Kayıtlı Diyetisyen Janet Coleman şunları ekliyor: "Mikoproteinin tadı harikadır ve sağlığa et, balık veya yumurtadan daha fazla faydası vardır. Etin iki katı kadar lif içerir ve diğer protein türlerinin çoğundan yüzde 40 daha az yağ içerir. Ayrıca büyümesi sürdürülebilir, üretimi için çok az su gerekiyor ve vitamin ve mineraller açısından zengin."

Protein ve lif açısından yüksek olmasının yanı sıra, bu süper mantarın yağ, kolesterol, sodyum ve şeker oranı düşüktür. Sağlık yararları burada bitmiyor. Ayrıca kan kolesterol seviyelerini düzenlemeye yardımcı olabilir ve yemek sonrası kan şekeri seviyelerini kontrol edebilir.

İşte tipik bir 100 gram mikoproteinin besin dökümü. Ancak her ürün biraz farklıdır, bu nedenle tükettiğiniz mikoproteinin etiketlerini okuyun.

mikoproteinin besin içeriği

  • 85 kalori
  • 11 gram protein
  • 2,9 gram yağ (çoğunlukla sağlıklı çoklu doymamış yağlar)
  • 3 gram karbonhidrat
  • 0,5 gram şeker
  • 6 gram lif
  • 0,5 miligram demir
  • 9 miligram çinko
  • 20 mikrogram selenyum

Mikoprotein tüketmek güvenli mi?

Mikoprotein ile ilgili temel sağlık sorunu alerjik reaksiyonlardır. Diğer herhangi bir yeni protein kaynağı gibi, alerjik reaksiyonlar bekleyebilirsiniz. Yaygın reaksiyonlar arasında gastrointestinal (GI) sıkıntı, kurdeşen, şişme, kaşıntı ve nefes almada zorluk yer alır.

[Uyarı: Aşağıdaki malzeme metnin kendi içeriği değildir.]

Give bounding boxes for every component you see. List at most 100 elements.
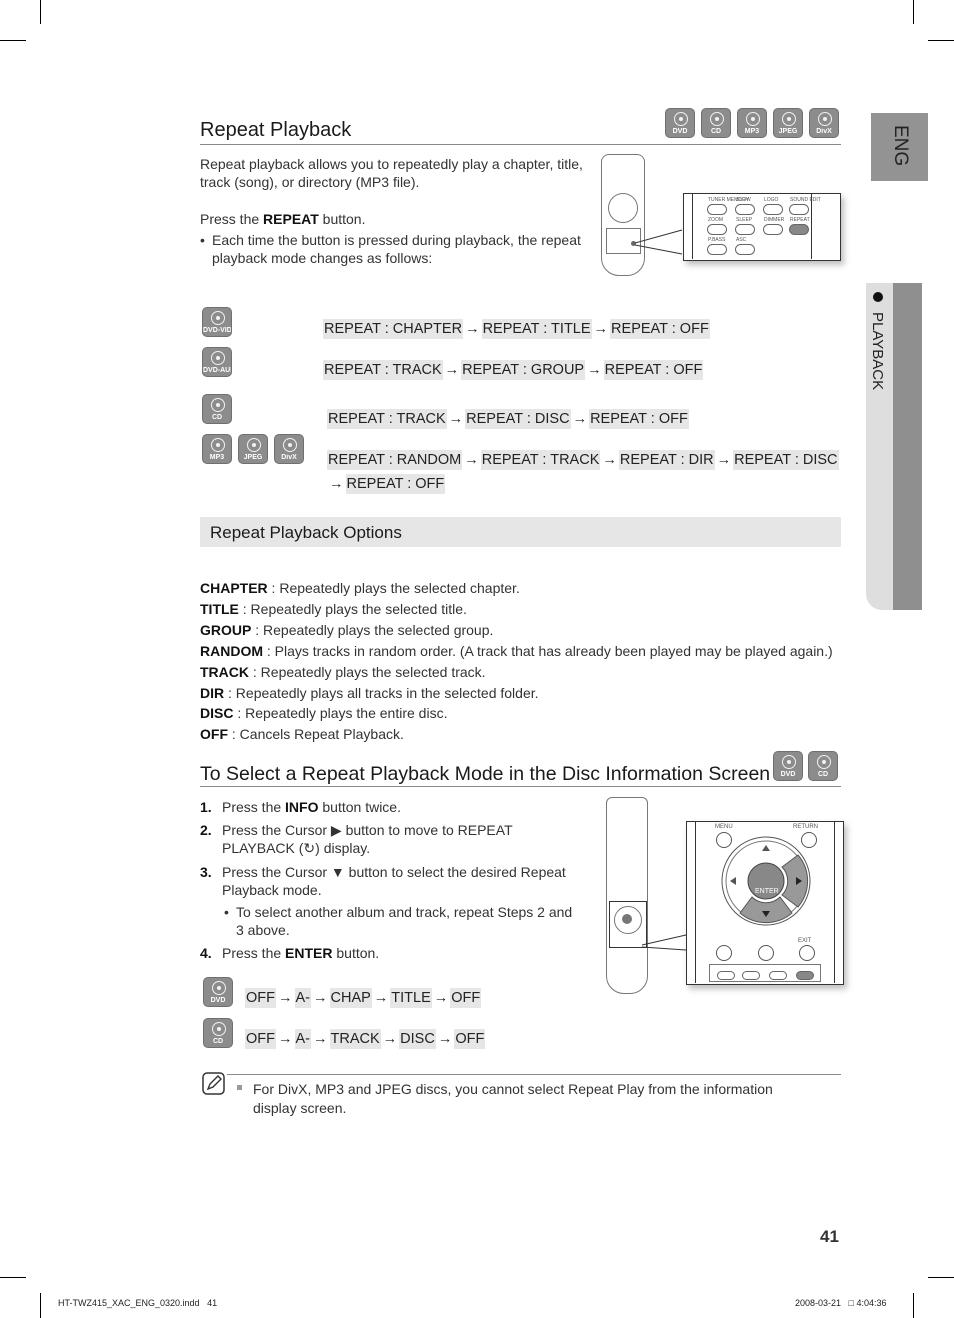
- disc-icon: [818, 112, 832, 126]
- arrow-icon: →: [465, 321, 480, 337]
- crop-mark: [40, 1293, 41, 1318]
- option-desc: : Repeatedly plays the selected track.: [249, 663, 486, 680]
- step-text: Press the INFO button twice.: [222, 799, 401, 815]
- enter-label: ENTER: [755, 888, 779, 895]
- remote-button[interactable]: [707, 204, 727, 215]
- remote-label: ASC: [736, 237, 747, 243]
- disc-icon: [782, 755, 796, 769]
- disc-badge-label: MP3: [744, 128, 760, 135]
- subtitle-button[interactable]: [758, 945, 774, 961]
- remote-enter-dot: [622, 914, 632, 924]
- sequence-step: REPEAT : TRACK: [323, 360, 443, 380]
- remote-label: P.BASS: [708, 237, 726, 243]
- option-term: DIR: [200, 684, 225, 701]
- remote-label: SLEEP: [736, 217, 753, 223]
- disc-badge-label: DVD-VIDEO: [203, 327, 231, 334]
- disc-badge-label: DivX: [816, 128, 832, 135]
- disc-icon: [746, 112, 760, 126]
- sequence-step: REPEAT : TRACK: [327, 409, 447, 429]
- remote-button[interactable]: [789, 204, 809, 215]
- option-item: CHAPTER : Repeatedly plays the selected …: [200, 578, 833, 599]
- step-item: 4. Press the ENTER button.: [200, 944, 580, 962]
- disc-icon: [817, 755, 831, 769]
- remote-button[interactable]: [763, 204, 783, 215]
- remote-button[interactable]: [735, 244, 755, 255]
- arrow-icon: →: [382, 1031, 398, 1047]
- disc-badge: DVD: [773, 751, 803, 781]
- remote-zoom-panel: TUNER MEMORY SLOW LOGO SOUND EDIT ZOOM SLEEP D…: [683, 193, 841, 261]
- options-title: Repeat Playback Options: [210, 523, 402, 542]
- disc-badge-label: CD: [212, 1038, 224, 1045]
- remote-button[interactable]: [735, 204, 755, 215]
- option-item: DISC : Repeatedly plays the entire disc.: [200, 703, 833, 724]
- arrow-icon: →: [433, 990, 449, 1006]
- crop-mark: [928, 1277, 954, 1278]
- disc-badge: DVD-AUDIO: [202, 347, 232, 377]
- info-sequence: OFF → A- → TRACK → DISC → OFF: [245, 1029, 486, 1049]
- arrow-icon: →: [444, 362, 460, 378]
- disc-badge-label: DivX: [281, 454, 297, 461]
- remote-button[interactable]: [763, 224, 783, 235]
- effect-button[interactable]: [742, 971, 760, 980]
- menu-label: MENU: [715, 824, 733, 830]
- page-number: 41: [820, 1227, 839, 1246]
- disc-badge-label: JPEG: [243, 454, 263, 461]
- disc-badge-label: MP3: [209, 454, 225, 461]
- remote-zoom-panel-2: MENU RETURN ENTER EXIT: [686, 821, 844, 985]
- sub-bullet: • To select another album and track, repe…: [224, 904, 573, 938]
- audio-button[interactable]: [716, 945, 732, 961]
- step-number: 2.: [200, 822, 212, 838]
- mode-button[interactable]: [717, 971, 735, 980]
- option-desc: : Plays tracks in random order. (A track…: [263, 642, 833, 659]
- repeat-sequence: REPEAT : TRACK → REPEAT : GROUP → REPEAT : O…: [323, 358, 704, 382]
- disc-icon: [211, 398, 225, 412]
- dsp-button[interactable]: [769, 971, 787, 980]
- sequence-step: REPEAT : GROUP: [461, 360, 586, 380]
- option-desc: : Repeatedly plays all tracks in the sel…: [224, 684, 539, 701]
- exit-button[interactable]: [799, 945, 815, 961]
- disc-badge-label: DVD: [780, 771, 796, 778]
- disc-icon: [283, 438, 297, 452]
- remote-button[interactable]: [707, 224, 727, 235]
- step-text: Press the ENTER button.: [222, 945, 380, 961]
- option-desc: : Repeatedly plays the selected title.: [238, 600, 467, 617]
- step-text: Press the Cursor ▼ button to select the …: [222, 864, 566, 898]
- step-item: 3. Press the Cursor ▼ button to select th…: [200, 863, 580, 899]
- sequence-step: OFF: [245, 988, 276, 1008]
- arrow-icon: →: [313, 1031, 328, 1047]
- step-number: 1.: [200, 799, 212, 815]
- disc-icon: [247, 438, 261, 452]
- bullet-icon: •: [200, 232, 205, 248]
- arrow-icon: →: [329, 476, 344, 492]
- crop-mark: [0, 1277, 26, 1278]
- crop-mark: [0, 40, 26, 41]
- footer-file: HT-TWZ415_XAC_ENG_0320.indd 41: [58, 1298, 218, 1308]
- disc-badge: DivX: [809, 108, 839, 138]
- disc-badge-label: CD: [817, 771, 829, 778]
- option-desc: : Repeatedly plays the selected group.: [251, 621, 494, 638]
- disc-badge: JPEG: [773, 108, 803, 138]
- bullet-text: • Each time the button is pressed during…: [200, 232, 581, 266]
- repeat-sequence: REPEAT : TRACK → REPEAT : DISC → REPEAT : OF…: [327, 407, 689, 431]
- info-button[interactable]: [796, 971, 814, 980]
- remote-button[interactable]: [707, 244, 727, 255]
- crop-mark: [40, 0, 41, 24]
- crop-mark: [928, 40, 954, 41]
- disc-badge: DVD: [665, 108, 695, 138]
- step-number: 4.: [200, 945, 212, 961]
- option-item: DIR : Repeatedly plays all tracks in the…: [200, 683, 833, 704]
- sequence-step: REPEAT : OFF: [603, 360, 704, 380]
- arrow-icon: →: [593, 321, 609, 337]
- repeat-button[interactable]: [789, 224, 809, 235]
- arrow-icon: →: [587, 362, 602, 378]
- sequence-step: REPEAT : TITLE: [481, 319, 592, 339]
- sequence-step: REPEAT : TRACK: [480, 450, 601, 470]
- section-tab-dark: [893, 283, 922, 610]
- language-tab: ENG: [871, 113, 928, 181]
- disc-badge: CD: [808, 751, 838, 781]
- repeat-sequence: REPEAT : CHAPTER → REPEAT : TITLE → REPEAT :…: [323, 317, 710, 341]
- remote-button[interactable]: [735, 224, 755, 235]
- sequence-step: OFF: [450, 988, 482, 1008]
- option-desc: : Repeatedly plays the entire disc.: [233, 705, 448, 722]
- option-item: GROUP : Repeatedly plays the selected gr…: [200, 620, 833, 641]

Yüksek lifli gıdalara alışkın olmayan kişilerde rahatsızlığa neden olabilen mikoproteinin yüksek lif içeriği nedeniyle, GI rahatsızlığı, onu tüketirken bildirilen sorun vakalarının yüzde 92'sini oluşturur.

"“Oh So Spotless&39;ta RD ve danışman olan Brittany Lubeck&39;e göre, bir kişi mikoproteine ​​alerjisi veya hassasiyeti varsa, mikoproteinin olası yan etkilerini yaşayabilir.Olası yan etkiler mide bulantısı, kusma, ishal, kurdeşen, astım atakları, dilin ve/veya boğazın şişmesi ve nefes almada zorluktur.""

Mikoprotein gezegen için neden daha iyi?

Dünya "etten protein" saplantısından yakın zamanda vazgeçmeyecek. Bu nedenle, et ve süt ürünleri deneyimini taklit etmek için sürdürülebilir alternatif proteinlere bakmalıyız. Mikoprotein, soya, bezelye ve buğday gibi bitkisel protein kaynaklarından daha uygun bir seçenek çünkü ete daha çok benziyor ve tüketicilerin geçişini kolaylaştırıyor. Fermantasyon gibi teknolojiler, küresel olarak sürdürülebilir bir gıda geleceği geliştirmenin giderek daha karmaşık hale gelen zorluklarına çözümler sunuyor. Artan protein talebiyle, gelecekteki protein ihtiyaçlarını karşılamak için sürdürülebilir yöntemler belirlememiz kritik önem taşıyor.

Sonuç: Mikoprotein, mantardan yapılan eksiksiz bir proteindir.

Mikoprotein, çevresel ayak izinizi az altmaya yardımcı olabilecek, besleyici açıdan yoğun, sürdürülebilir ve sağlıklı bir alternatif protein kaynağı olarak dünya çapında popülerlik kazanıyor.